In as many subjects as possible. And early..."

What happens to children like mine who are crap at writing, but very good readers and quick learners in relation to other aspects of the curriculum? My ds is in the bottom set for literacy at school because he struggles to get things down on paper, and because his writing is so slow he's simply never got to the point of writing enough to be able to craft how he uses language in school writing. However, he's got a high reading age, and a good vocabulary - much better than the majority of children in his class, and is creative and imaginative. Where would you put him? An intelligent child who is struggling with aspects of learning? He would die of boredom at the pace of learning in the lower set English groups I've observed.

Would you set children according to their perceived intelligence and ability to access the wider curriculum, or would you set them by attainment?

portico · 13/02/2015 12:15

Mini fingers. I worked with my children in whatever subjects they were weak in. You cannot just leave it to the school. If their is an issue with your child's writing, and this is the reason for being in the bottom set, do something about. If you don't who will.

ReallyTired · 13/02/2015 12:16

The problem with "percieved intelligence" is that you end up with the children of pushy middle class families being in the top sets regardless of attainment.

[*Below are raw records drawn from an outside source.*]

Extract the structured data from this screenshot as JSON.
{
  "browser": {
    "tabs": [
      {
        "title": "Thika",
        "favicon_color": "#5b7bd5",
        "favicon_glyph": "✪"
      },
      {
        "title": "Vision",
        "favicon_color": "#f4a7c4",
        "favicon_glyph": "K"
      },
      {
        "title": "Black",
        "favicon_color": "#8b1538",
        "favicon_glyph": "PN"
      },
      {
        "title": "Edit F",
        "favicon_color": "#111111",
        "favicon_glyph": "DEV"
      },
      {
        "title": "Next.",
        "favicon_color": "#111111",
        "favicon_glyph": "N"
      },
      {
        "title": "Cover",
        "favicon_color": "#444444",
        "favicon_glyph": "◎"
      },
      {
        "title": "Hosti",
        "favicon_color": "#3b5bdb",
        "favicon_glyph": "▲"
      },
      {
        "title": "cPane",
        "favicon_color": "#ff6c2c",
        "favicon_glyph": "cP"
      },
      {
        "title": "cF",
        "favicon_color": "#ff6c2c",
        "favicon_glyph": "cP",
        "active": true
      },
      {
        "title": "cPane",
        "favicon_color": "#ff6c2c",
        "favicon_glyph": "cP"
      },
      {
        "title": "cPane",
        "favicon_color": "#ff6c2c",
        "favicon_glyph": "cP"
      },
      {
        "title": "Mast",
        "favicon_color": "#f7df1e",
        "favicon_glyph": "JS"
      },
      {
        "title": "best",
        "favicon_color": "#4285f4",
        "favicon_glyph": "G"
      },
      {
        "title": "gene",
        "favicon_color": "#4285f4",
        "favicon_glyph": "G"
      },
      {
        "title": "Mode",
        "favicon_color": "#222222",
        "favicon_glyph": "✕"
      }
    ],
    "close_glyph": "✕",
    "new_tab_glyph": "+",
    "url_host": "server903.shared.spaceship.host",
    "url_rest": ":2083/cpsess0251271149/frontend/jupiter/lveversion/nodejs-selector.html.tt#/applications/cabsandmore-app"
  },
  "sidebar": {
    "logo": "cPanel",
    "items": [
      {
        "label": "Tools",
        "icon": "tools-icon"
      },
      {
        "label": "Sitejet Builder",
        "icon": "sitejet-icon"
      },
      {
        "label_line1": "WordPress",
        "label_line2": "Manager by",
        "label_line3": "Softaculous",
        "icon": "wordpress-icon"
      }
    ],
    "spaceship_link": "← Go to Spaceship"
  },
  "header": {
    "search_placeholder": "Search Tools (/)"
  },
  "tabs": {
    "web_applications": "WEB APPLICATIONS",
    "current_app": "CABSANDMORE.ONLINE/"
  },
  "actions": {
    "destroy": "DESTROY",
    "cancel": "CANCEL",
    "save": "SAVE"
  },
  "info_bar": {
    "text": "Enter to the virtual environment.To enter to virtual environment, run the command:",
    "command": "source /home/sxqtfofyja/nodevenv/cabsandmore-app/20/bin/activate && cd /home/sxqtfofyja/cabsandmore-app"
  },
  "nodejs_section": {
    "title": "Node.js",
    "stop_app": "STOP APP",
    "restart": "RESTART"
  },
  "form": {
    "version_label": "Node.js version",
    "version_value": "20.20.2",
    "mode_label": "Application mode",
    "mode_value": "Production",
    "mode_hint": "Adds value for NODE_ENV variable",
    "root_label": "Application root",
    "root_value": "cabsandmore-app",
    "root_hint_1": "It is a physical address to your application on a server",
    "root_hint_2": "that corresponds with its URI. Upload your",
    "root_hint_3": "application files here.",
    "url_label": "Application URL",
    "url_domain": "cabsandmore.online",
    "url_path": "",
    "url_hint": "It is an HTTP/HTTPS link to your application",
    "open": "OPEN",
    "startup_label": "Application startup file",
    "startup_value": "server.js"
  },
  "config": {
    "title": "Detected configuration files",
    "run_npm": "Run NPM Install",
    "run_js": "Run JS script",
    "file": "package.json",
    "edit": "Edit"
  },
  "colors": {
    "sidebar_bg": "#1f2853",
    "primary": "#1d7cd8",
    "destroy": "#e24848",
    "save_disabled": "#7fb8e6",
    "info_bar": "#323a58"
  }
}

bruffin · 13/02/2015 12:19

Being devil's advocate why should a child with poor writing skills be put in the top set?

Because there is far more to education than exam results. My dh had similar problems to ds, he was in remedial classes all the way through secondary school. He is just as intelligent as ds, but had to catch up his education once he left school. Do we really want to go back to the dark ages when children who had SEN were treated as if they were "thick"

iseenodust · 13/02/2015 12:27

Agree with Word setting all the way, with movement up/down at teachers' discretion at end of each term.

No setting was a fad in the early 80's and as a student it was horrendous. I spent hours just staring out of the window in English/history etc bored rigid. I didn't resent those who were actually being taught something but did wonder why we were all lumped in together when that was not the case in maths.